As to Eggert’s ending caution regarding analytical development and CMC-related outsourcing, I’d suggest we do, however, keep a very watchful eye here. Indications of less outsourcing in these areas in future surveys could serve as a bellwether to a more widespread slowdown.
Why is that?
I’m told continuously by outsourcing executives the need for CMC assistance is more critical today than ever, as well as for CDMOs to hire more analytical specialists. Analytical particularly seems to habitually top the list of “needs at CDMOs” for bio/pharma professionals.
Still, Eggert’s warning to remain cautious in drawing strong conclusions from these slight changes – expected over five years – is well taken.

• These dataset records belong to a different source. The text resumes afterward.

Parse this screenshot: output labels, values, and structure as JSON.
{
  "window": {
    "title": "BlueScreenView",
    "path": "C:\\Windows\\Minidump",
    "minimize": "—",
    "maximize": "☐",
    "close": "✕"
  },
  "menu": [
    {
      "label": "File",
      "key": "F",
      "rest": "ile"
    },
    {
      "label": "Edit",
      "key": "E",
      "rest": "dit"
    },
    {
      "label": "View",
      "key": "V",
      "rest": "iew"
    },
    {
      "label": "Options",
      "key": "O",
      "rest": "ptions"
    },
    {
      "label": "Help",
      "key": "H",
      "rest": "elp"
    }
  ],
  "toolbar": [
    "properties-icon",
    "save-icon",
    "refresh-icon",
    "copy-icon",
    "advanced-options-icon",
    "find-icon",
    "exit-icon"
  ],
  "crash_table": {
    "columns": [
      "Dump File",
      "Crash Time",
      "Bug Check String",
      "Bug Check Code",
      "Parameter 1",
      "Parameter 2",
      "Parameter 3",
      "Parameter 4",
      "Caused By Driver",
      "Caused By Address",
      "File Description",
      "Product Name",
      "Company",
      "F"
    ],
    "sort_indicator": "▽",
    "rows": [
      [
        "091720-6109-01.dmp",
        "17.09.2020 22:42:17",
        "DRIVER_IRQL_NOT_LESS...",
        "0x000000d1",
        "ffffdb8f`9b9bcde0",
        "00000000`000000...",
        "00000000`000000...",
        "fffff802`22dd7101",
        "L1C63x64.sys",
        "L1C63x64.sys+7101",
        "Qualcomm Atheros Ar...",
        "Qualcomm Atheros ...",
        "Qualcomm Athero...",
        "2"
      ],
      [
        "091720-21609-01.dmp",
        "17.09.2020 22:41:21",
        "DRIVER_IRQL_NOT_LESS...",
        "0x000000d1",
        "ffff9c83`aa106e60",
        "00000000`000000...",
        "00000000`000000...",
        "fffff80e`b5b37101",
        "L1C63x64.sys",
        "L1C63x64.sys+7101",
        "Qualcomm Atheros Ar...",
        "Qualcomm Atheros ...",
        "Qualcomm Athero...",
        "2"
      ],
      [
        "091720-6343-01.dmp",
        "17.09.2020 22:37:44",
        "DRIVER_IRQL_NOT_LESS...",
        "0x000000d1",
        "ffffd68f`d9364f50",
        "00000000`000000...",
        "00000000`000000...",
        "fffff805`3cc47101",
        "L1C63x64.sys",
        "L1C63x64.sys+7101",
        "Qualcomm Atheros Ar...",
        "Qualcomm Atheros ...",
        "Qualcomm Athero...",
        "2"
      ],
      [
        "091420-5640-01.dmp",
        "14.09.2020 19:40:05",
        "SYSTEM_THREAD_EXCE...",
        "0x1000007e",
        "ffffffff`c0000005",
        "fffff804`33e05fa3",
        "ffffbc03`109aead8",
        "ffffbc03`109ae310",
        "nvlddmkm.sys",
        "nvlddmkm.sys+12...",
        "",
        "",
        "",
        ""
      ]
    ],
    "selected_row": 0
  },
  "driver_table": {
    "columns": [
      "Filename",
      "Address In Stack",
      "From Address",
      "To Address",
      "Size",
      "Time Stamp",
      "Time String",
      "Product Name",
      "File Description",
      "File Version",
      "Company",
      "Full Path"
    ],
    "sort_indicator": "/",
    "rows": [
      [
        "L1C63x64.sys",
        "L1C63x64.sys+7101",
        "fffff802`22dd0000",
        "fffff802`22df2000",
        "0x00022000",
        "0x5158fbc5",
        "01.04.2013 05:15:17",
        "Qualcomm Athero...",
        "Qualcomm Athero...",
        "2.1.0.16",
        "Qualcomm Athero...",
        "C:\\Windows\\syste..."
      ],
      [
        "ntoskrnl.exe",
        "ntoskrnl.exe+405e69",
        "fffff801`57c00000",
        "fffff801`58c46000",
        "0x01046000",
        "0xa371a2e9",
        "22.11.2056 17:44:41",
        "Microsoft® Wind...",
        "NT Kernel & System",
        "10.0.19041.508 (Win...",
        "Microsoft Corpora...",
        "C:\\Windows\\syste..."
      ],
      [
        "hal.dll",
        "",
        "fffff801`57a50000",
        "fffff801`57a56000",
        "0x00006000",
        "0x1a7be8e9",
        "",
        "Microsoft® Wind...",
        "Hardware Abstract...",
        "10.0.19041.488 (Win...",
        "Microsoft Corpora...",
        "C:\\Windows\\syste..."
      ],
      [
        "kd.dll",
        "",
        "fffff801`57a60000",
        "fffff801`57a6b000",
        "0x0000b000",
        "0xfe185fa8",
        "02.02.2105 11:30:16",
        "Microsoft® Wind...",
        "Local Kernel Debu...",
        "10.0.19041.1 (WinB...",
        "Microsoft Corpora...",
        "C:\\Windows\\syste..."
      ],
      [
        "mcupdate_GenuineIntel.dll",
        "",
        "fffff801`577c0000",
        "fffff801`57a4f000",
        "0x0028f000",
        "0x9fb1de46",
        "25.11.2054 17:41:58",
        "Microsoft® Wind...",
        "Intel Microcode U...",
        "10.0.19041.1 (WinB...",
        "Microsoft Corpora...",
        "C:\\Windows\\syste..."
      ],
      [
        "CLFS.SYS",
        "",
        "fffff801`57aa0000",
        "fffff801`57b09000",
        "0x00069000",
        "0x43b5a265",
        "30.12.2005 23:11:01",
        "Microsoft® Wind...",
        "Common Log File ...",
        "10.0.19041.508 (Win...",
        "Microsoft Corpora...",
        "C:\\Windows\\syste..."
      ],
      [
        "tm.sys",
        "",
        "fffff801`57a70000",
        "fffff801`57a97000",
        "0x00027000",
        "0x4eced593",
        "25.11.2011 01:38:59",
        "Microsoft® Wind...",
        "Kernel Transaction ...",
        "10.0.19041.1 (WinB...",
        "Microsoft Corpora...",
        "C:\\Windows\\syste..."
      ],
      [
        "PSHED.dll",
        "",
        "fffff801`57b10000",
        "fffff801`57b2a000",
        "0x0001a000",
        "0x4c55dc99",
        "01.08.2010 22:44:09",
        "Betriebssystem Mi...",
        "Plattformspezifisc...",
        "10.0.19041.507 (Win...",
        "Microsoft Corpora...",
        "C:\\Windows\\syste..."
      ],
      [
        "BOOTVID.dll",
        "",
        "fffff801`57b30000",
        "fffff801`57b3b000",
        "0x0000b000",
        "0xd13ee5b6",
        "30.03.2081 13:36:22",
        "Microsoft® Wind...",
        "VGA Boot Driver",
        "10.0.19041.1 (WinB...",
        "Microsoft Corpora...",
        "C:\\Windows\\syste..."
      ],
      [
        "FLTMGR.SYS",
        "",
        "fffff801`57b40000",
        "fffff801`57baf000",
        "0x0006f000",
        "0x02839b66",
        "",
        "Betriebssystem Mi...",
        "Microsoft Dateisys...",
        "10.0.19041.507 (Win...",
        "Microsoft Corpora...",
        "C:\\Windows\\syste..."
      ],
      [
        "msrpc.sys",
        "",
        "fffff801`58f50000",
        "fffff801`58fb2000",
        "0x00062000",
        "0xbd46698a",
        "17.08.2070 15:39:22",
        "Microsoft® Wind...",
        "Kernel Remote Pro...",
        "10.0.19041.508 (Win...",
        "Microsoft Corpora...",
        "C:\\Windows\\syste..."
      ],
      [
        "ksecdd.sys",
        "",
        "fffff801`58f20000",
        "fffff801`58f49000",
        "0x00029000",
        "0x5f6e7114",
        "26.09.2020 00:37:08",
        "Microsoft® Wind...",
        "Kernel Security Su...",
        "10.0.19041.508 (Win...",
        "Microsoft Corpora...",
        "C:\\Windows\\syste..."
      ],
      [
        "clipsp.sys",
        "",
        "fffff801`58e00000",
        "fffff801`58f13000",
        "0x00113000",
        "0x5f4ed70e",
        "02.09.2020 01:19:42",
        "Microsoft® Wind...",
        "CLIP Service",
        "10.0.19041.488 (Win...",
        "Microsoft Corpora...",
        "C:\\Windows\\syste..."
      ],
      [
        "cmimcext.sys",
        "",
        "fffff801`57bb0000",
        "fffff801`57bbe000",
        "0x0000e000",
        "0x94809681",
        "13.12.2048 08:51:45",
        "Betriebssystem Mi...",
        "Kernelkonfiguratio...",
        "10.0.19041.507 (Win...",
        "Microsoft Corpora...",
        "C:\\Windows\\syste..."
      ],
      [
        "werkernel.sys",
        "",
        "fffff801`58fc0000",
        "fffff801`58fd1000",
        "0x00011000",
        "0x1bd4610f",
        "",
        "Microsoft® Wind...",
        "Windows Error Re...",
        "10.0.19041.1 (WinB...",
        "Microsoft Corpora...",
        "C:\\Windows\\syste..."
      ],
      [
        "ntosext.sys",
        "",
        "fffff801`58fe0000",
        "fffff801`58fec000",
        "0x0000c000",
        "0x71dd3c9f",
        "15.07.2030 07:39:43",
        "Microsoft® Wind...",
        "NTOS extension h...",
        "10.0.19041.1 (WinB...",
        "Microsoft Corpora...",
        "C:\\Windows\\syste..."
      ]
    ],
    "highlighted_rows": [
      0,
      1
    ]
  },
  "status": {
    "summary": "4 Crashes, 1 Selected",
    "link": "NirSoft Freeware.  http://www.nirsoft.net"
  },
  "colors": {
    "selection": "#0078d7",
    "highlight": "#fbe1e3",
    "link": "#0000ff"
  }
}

Maybe all we have here is something akin to … saturation.
Can’t Top 100%
One definition of saturation is the state or process that occurs when no more of something can be absorbed, combined with, or added.
Perhaps drug and therapy sponsors simply can’t outsource more than they do now.
From the report, in the section titled Proportion of Work Outsourced: Current and Five Years from Now:
“Two-fifths of respondents (40%) currently outsource 91-100% of their cell and/or gene manufacturing activities. That number is predicted to drop off substantially 5 years from now, with only 14% of respondents indicating they will outsource 91-100% of cell and/or gene manufacturing in the future.
That shift is also borne out in the averages. As reported, currently respondents outsource an average of 64% of their cell and gene activities, but anticipate that average dipping to 49% in 5 years.
"Given the growth in this space, this finding may show that companies are investing to expand their own internal manufacturing capabilities; potentially to support a therapy when/if it advances through clinical development and proceeds to commercialization.” (italic emphasis mine)
Thinking from the CDMO perspective, and the potential growth of our outsourcing infrastructure, this narrative suggests a need for some – as of yet undefined – adjustments.
Broadening our perspective, economic conditions in the U.S. and elsewhere (high inflation; an expected slowdown or worse this year; cautious investors) might not bode well for the bio/pharma industry as a whole.
But five years is a long time in forecasting economic conditions, or even one’s own corporate strategy.
Indicators of small movements might just be the natural and less consequential ebb-and-flow of business and markets, and science and technology.
Or they might inform us of the start of something more monumental.
As cautioned by ISR report author Eggert, let’s wait for a bit more data to tell us which.